Firstly, I got obsessed with a scratchy old grey wool blanket at my parents house. It gives me Big Art Feels; I am simultaneously drawn to its humble beauty but repelled by its scratchiness. I call this The Push-Pull Feeling and it’s the basis of a surprising amount of my work.
My parents are still using that blanket as a mattress topper so I don’t want to ask them for it. Besides, there’s only one of it, which would make it far too precious for me to ever use for art. I don’t know how many blanket pieces I’ll ultimately make but I know myself and I like to work in series. I knew my chances of finding a set of identical blankets to the one my parents own was ridiculously small, so I needed a reliable source of substitute blankets that gave me that same Push-Pull feeling.
Modern blankets are way too soft, plus I wanted to work with old blankets that had already lived a life. However, I didn’t want to destroy anything truly precious or expensive. I settled on Utility blankets because they were made in their thousands to a set standard, come up fairly regularly on EBay and even now can be bought reasonably cheaply. And naively, I initially thought that choosing Utility blankets would mean they’d all be identical.
Hah, I soon learned otherwise!
I now own four of these blankets in two sizes and each is slightly different. Although like all Utility products they were standardised due to the restrictions of World War 2, it’s obvious there was a certain amount of wiggle room in the rules. Even if they had started out identical, which they didn’t, they have been living in different conditions over the last 70 years. Some have clearly been used and washed far more often than others, some have stains, holes or other damage and they are all subtly different shades of cream.
So Fallow is not an exact colour and texture match to Fettle but by this point in my blanket collecting, I wasn’t expecting it to be. Fallow has a distinct Herringbone pattern that Fettle lacks and it’s slightly darker. They are very similar but not identical; siblings not twins. However, they are the same size and that was the key thing for me.

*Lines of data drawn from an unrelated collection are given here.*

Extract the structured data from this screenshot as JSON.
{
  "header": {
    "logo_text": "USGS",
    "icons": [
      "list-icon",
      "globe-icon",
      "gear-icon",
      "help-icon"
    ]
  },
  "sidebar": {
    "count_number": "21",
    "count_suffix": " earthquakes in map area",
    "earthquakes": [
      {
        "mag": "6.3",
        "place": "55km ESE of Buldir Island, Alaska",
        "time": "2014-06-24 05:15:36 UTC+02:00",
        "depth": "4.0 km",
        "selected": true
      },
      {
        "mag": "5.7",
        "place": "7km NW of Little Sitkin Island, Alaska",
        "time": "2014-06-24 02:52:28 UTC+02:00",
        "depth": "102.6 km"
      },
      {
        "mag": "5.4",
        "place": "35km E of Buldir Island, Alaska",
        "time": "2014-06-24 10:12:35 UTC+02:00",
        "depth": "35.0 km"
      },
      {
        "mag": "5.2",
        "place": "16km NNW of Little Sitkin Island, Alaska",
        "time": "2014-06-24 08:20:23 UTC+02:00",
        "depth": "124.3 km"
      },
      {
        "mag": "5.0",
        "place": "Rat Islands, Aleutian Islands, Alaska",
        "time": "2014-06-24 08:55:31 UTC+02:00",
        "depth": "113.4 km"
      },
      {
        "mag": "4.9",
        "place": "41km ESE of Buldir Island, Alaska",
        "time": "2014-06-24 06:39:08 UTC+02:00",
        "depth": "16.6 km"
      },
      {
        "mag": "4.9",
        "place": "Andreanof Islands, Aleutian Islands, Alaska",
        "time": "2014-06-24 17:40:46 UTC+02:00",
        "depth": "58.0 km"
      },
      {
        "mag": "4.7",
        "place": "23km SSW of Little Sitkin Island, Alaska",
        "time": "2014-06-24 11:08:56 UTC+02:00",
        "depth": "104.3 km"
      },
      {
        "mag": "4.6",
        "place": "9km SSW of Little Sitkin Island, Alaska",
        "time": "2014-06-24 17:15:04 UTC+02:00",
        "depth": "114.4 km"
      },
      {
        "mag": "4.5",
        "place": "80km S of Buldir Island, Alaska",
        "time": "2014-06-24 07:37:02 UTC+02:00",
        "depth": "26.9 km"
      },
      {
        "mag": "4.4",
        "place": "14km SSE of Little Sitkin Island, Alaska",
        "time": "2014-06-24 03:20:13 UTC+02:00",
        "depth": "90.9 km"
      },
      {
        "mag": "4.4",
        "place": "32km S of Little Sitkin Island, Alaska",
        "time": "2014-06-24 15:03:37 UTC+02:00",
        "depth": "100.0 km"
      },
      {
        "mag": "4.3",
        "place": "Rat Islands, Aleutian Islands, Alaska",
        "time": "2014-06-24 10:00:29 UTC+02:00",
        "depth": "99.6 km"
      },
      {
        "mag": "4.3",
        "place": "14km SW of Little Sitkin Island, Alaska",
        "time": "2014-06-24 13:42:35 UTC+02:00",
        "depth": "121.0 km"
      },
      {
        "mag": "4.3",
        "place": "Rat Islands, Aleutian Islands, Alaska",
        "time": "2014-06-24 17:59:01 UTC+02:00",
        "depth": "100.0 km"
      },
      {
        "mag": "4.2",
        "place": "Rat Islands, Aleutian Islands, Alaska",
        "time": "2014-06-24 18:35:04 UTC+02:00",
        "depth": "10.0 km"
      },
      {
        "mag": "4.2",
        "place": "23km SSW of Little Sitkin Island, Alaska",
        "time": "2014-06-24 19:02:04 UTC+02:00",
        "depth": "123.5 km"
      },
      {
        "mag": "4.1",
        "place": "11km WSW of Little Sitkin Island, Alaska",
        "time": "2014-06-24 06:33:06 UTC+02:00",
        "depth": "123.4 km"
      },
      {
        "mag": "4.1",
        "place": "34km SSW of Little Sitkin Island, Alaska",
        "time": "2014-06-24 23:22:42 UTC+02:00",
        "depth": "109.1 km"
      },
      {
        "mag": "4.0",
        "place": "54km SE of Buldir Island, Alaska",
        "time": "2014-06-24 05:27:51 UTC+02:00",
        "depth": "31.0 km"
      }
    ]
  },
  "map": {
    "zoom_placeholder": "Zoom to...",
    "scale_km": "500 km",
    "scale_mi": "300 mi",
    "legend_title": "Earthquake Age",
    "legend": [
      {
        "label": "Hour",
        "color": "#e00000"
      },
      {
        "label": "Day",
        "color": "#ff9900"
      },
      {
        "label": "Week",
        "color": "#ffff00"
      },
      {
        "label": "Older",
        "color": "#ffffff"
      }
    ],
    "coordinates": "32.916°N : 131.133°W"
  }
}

Don’t expect to see Fallow finished anytime soon, this is the very definition of slow art. Even if I worked on it every day, which I know I won’t, it would still take ages. I'm trying to crack on with it now while I'm still fresh and enthusiastic because I know from bitter experience that it's likely to get harder later. Baring disasters, Fettle should definitely be finished in 2023 and I am working on them both weekly. I find if I don’t strongly commit to working on the big sculptural textile pieces every week, they fall off my list too easily.